Key Points About Muscle Glucose Storage

• When you consume carbohydrates, your body breaks them down into glucose, which enters the bloodstream.
• Insulin then signals muscle cells to take up this glucose from the blood.
• Inside the muscle cells, glucose molecules are joined together through a process called glycogenesis to form glycogen.
• This stored glycogen can be quickly broken down through glycogenolysis when energy is needed during physical activity, especially during high-intensity exercise.
• As noted in a joint position statement by the American College of Sports Medicine and the American Diabetes Association, muscular contractions stimulate glucose transport via a separate, additive mechanism not impaired by insulin resistance or type 2 diabetes 1.

Importance of Glycogen Storage

• Muscle glycogen storage is particularly important for athletes and physically active individuals, as it directly affects exercise performance and endurance.
• Regular physical activity increases muscle cells' ability to store glycogen, which is why trained athletes can often store more glycogen than untrained individuals.
• Consuming carbohydrates after exercise helps replenish these glycogen stores more efficiently, preparing muscles for future activity.

Clinical Implications

• Understanding how muscles store glucose is crucial for managing conditions like type 2 diabetes, where insulin-stimulated glucose uptake into skeletal muscle is impaired 1.
• A combination of aerobic and resistance exercise training may be more effective in improving blood glucose control than either alone, highlighting the importance of physical activity in glucose metabolism 1.

From the Research

Muscle Glucose Storage

• Muscle stores glucose in the form of glycogen, a branched polymer of glucose 2, 3, 4.
• The majority of glycogen is stored in skeletal muscles (∼500 g) and the liver (∼100 g) 3.
• Glycogen synthesis requires a series of reactions that include glucose entrance into the cell through transporters, phosphorylation of glucose to glucose 6-phosphate, isomerization to glucose 1-phosphate, and formation of uridine 5'-diphosphate-glucose, which is the direct glucose donor for glycogen synthesis 4.
• Glycogenin catalyzes the formation of a short glucose polymer that is extended by the action of glycogen synthase, and glycogen branching enzyme introduces branch points in the glycogen particle at even intervals 4.

Glycogen Metabolism

• Glycogen is accumulated in the liver primarily during the postprandial period and in the skeletal muscle predominantly after exercise 4.
• Glycogen breakdown or glycogenolysis is carried out by two enzymes, glycogen phosphorylase which releases glucose 1-phosphate from the linear chains of glycogen, and glycogen debranching enzyme which untangles the branch points 4.
• The glucose 6-phosphatase system catalyzes the dephosphorylation of glucose 6-phosphate to glucose, a necessary step for free glucose to leave the cell 4.
• Mutations in the genes encoding the enzymes involved in glycogen metabolism cause glycogen storage diseases 4.

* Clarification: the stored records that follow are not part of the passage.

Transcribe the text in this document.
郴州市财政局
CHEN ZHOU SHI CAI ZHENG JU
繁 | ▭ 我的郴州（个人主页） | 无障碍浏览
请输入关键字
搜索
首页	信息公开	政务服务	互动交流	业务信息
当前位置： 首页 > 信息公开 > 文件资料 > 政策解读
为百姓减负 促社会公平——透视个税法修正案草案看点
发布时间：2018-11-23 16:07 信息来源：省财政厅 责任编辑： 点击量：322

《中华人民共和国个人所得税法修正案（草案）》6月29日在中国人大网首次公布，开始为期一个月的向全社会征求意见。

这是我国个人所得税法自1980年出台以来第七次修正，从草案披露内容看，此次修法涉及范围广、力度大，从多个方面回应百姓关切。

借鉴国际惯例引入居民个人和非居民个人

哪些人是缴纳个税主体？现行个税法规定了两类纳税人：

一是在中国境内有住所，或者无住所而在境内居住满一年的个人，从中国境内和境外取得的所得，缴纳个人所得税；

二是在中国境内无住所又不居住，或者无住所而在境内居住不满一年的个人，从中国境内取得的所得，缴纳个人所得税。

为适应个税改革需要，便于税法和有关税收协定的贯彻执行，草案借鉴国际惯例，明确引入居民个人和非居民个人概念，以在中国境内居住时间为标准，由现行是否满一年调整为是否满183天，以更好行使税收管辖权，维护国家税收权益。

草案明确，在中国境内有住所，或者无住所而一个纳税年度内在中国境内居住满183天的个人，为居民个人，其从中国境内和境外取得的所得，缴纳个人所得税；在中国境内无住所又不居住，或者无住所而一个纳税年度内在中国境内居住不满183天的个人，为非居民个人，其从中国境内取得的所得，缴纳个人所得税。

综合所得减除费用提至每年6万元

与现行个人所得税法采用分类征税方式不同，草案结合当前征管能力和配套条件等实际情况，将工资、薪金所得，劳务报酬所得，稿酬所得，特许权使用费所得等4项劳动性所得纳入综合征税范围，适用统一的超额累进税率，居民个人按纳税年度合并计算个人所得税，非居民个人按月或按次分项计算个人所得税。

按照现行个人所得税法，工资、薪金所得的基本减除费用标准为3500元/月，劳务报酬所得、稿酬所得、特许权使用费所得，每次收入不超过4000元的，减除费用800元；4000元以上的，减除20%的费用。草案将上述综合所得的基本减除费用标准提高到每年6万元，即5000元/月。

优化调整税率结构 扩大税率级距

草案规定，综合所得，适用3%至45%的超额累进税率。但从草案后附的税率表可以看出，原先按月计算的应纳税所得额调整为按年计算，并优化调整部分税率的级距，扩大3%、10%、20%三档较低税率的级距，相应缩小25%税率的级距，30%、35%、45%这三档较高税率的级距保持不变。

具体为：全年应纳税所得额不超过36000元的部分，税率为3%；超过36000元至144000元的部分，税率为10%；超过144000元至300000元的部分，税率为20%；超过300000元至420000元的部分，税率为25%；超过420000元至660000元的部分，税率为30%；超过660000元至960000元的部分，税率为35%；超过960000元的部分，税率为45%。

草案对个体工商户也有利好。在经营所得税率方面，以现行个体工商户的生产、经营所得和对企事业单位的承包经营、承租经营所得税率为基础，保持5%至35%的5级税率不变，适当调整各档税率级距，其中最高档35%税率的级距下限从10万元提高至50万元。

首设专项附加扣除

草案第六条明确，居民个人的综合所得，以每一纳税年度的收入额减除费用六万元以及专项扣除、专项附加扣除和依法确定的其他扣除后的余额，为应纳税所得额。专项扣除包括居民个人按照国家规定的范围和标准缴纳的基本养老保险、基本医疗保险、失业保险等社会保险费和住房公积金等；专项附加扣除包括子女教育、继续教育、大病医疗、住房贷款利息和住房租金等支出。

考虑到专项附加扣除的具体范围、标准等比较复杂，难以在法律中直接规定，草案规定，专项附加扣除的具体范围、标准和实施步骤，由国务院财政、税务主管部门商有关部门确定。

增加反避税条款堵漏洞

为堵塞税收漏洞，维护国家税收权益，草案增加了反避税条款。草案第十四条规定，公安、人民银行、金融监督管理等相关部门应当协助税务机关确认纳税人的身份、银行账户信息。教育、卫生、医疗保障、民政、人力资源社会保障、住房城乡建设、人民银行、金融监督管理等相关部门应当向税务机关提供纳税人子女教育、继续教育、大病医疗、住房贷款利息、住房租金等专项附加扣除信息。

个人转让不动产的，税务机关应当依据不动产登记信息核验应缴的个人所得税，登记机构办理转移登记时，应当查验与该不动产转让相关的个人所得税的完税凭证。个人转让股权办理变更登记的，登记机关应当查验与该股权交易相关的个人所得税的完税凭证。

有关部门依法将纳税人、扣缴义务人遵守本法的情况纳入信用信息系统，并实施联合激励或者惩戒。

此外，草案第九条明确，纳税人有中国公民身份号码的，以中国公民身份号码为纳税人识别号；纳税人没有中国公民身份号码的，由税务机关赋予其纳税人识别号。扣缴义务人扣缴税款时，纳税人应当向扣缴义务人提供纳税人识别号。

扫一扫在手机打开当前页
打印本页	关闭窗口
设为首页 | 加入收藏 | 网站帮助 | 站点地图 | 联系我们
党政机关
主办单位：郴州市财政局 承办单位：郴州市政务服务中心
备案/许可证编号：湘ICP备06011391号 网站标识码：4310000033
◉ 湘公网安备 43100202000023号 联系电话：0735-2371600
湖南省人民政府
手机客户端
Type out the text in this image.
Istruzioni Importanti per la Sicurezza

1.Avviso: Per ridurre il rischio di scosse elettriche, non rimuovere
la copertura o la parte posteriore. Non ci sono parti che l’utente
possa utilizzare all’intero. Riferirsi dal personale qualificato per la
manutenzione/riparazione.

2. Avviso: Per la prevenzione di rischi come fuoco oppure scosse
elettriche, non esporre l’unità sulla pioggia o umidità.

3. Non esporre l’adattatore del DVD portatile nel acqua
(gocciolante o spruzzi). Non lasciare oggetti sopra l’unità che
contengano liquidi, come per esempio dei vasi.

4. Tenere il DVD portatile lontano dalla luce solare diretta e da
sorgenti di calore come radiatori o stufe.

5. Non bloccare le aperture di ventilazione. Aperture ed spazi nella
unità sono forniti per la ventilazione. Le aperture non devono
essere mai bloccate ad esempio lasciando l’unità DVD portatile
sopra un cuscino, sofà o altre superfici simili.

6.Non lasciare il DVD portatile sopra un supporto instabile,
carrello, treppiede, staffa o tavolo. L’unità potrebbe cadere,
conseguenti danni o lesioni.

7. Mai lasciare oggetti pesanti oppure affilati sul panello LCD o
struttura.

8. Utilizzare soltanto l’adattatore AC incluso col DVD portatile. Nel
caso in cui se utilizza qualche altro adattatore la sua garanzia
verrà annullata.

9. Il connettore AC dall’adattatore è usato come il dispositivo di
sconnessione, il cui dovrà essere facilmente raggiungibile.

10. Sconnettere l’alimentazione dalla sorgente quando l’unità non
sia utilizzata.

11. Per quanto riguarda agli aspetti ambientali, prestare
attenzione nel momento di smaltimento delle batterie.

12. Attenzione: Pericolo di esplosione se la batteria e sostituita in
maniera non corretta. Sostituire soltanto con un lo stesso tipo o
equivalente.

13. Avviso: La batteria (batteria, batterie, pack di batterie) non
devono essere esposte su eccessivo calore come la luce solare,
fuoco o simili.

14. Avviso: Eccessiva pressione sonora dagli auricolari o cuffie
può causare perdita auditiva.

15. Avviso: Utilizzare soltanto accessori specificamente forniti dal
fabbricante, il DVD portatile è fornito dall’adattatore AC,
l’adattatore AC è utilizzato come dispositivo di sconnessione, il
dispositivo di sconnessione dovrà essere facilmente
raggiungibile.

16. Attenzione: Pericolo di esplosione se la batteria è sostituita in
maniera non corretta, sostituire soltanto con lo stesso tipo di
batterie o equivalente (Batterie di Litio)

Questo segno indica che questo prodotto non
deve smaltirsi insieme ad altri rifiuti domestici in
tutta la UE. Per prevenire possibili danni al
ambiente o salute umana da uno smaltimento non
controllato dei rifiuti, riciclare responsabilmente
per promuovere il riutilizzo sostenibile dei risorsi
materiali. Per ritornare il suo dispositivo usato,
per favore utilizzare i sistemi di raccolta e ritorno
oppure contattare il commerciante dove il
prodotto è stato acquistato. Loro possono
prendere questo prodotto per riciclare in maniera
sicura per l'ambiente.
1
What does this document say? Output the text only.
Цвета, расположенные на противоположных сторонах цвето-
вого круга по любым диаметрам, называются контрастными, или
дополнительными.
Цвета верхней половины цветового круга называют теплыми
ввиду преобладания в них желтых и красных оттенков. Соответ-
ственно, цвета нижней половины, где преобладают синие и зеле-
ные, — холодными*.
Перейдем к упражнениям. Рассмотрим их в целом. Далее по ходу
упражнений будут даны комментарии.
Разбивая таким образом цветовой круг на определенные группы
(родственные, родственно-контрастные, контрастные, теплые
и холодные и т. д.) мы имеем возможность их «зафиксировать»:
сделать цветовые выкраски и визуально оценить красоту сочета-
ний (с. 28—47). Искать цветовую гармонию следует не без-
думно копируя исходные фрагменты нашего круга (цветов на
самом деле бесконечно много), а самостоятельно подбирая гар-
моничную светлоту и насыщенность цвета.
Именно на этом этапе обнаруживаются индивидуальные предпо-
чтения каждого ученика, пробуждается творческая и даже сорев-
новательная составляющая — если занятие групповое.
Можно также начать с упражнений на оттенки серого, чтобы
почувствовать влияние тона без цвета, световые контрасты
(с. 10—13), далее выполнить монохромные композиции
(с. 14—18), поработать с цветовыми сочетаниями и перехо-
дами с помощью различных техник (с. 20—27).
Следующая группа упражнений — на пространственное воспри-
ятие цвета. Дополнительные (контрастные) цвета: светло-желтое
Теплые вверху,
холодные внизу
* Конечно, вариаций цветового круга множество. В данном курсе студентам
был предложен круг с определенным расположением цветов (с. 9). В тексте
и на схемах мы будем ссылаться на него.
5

Regulation of Glycogen Metabolism

• Glycogen regulation takes place not only by allosteric regulation of enzymes, but also due to other factors such as subcellular location, granule size, and association with various glycogen-related proteins 5.
• Two metabolically distinct forms of glycogen, pro- and marcoglycogen have been identified that vary in their carbohydrate complement per molecule and have different sensitivities to glycogen synthesis and degradation 5.
• Exercise-induced muscle glucose uptake is regulated by the translocation of GLUT4 glucose transporter to the plasma membrane and T-tubules upon muscle contraction 6.
• Contraction-induced molecular signaling is complex and involves a variety of signaling molecules including AMPK, Ca(2+), and NOS in the proximal part of the signaling cascade as well as GTPases, Rab, and SNARE proteins and cytoskeletal components in the distal part 6.